Their contribution to the world and to the state of the world is to create things that last.
Taking the longcut - as hard and as maddening as it may be - can help ensure stability and security even as the world moves forward.
Where to find them
In the end, we need both shortcuts and longcuts.
A balance between efficiency and quality is always in our best interests.
And if Silicon Valley epitomizes the progress that shortcut-seeking innovators have gifted the world, then Switzerland symbolizes the longcut approach.
While tech founders and their venture capital backers thrive on pushing the envelope and finding new (better) ways of doing things, the Swiss excel at long-term thinking and carefully coordinated progres.
The same goes for Swiss politicians and diplomats - with the recent Swiss-Indian free trade agreement (15 years in the making) as one example.
And perhaps no place better embodies the “longcut approach” than the World Economic Forum in Davos. Every year, global politicians, business big-wigs and many others descend on the Swiss mountain town to discuss, debate and - ostensibly - “improve the state of the world.”

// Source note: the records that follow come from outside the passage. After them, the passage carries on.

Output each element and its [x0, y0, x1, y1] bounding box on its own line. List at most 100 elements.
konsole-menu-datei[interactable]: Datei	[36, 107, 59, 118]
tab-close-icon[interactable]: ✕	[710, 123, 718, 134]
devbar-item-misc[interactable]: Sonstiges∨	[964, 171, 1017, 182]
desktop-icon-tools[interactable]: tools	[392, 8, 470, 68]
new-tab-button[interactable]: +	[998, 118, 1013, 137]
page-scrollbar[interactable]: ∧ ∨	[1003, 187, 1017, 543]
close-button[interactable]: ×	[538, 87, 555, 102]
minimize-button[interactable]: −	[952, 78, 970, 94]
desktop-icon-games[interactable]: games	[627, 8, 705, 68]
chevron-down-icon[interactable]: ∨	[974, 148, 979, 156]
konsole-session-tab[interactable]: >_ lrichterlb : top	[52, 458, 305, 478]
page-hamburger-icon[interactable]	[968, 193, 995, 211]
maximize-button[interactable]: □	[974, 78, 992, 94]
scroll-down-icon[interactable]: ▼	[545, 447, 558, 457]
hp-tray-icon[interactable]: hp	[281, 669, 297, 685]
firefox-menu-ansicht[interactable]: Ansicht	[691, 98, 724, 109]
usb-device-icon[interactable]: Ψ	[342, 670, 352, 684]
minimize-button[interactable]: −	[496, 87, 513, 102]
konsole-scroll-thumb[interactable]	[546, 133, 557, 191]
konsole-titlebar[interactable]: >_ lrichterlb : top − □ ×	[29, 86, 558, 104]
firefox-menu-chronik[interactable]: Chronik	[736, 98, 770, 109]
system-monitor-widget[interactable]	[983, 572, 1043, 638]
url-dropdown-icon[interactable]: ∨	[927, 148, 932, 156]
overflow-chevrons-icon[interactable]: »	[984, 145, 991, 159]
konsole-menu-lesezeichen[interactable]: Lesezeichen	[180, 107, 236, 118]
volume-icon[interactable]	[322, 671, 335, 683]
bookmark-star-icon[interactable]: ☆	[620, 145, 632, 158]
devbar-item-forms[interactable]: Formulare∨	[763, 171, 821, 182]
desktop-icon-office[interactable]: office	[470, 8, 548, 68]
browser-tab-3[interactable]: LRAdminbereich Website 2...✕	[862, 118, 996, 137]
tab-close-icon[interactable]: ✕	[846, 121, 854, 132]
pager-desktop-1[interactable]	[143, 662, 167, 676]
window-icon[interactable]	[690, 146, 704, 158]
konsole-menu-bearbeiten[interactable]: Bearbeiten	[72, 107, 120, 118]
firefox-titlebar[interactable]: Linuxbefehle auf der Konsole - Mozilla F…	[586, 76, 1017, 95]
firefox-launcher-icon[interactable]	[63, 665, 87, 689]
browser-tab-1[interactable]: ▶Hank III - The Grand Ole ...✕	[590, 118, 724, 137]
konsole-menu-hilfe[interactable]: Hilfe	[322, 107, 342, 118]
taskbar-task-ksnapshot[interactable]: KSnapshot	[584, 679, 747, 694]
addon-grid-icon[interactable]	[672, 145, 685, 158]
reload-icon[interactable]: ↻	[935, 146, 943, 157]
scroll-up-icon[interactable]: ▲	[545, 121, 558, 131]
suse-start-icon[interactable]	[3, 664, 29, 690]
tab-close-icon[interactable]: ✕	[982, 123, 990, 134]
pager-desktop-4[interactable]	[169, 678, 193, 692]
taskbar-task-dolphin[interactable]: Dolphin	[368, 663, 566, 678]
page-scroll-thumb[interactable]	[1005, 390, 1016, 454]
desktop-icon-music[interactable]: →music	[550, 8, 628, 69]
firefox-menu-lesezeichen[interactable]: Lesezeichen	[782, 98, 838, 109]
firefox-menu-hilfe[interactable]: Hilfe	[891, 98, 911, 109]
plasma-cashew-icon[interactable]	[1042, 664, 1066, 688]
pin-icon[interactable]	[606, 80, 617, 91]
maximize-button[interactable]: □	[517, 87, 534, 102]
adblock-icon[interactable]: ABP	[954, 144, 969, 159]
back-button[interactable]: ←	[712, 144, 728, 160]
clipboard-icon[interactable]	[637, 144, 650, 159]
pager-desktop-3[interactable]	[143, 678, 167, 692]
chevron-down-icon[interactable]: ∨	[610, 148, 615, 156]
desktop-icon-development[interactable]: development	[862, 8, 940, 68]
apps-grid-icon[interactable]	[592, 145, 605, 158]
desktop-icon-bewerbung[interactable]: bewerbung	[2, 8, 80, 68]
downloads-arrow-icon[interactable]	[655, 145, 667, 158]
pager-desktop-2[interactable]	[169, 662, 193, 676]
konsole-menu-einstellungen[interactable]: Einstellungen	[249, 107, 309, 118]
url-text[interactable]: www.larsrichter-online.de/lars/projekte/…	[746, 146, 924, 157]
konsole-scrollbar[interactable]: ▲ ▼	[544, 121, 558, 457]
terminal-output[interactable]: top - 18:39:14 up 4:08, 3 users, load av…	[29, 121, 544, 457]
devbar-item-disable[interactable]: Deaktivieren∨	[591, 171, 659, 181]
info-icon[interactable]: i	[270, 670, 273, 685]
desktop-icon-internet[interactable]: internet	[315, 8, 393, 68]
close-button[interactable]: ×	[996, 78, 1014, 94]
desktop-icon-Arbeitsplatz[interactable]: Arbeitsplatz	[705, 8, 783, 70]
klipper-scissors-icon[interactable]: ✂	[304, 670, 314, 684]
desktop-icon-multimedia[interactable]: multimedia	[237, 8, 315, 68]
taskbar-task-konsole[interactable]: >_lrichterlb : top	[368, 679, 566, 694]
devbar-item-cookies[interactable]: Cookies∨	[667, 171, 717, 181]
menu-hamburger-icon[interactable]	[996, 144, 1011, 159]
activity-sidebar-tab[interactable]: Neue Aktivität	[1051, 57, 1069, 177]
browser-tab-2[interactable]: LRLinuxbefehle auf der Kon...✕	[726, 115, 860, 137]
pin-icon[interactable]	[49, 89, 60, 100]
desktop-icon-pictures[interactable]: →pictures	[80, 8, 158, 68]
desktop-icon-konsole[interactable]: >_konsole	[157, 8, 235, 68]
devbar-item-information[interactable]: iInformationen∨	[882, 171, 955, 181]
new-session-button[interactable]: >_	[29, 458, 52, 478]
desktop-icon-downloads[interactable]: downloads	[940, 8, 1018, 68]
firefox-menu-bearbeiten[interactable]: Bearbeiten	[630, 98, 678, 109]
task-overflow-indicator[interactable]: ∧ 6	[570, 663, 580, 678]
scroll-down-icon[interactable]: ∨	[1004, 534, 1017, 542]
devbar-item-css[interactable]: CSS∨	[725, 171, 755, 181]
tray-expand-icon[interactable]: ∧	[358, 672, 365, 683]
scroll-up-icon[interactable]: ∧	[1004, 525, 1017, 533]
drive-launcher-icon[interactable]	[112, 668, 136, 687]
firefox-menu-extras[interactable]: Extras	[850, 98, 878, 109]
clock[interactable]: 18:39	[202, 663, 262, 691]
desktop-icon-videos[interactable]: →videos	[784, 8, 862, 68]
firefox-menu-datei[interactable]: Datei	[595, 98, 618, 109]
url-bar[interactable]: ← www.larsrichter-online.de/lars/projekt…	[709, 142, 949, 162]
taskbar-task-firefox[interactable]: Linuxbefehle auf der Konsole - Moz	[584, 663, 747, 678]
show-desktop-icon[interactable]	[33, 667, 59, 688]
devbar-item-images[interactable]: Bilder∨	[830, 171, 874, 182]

Of course, critics point out that there have rarely been any concrete actions resulting from the annual WEF pow-wows.
They are not wrong.
But then again, that is the nature of a shortcut: it is easy to see both point A and point B and how you get from one to the other.
A longcut takes...much longer...making it significantly more difficult to see when things started and when they are finished. Those who look for shortcuts coming out of WEF and other similar gatherings are missing the point.
So while we are often taught to shun the shortcut and we naturally scorn the longcut…
…there is no way around the fact that we need both.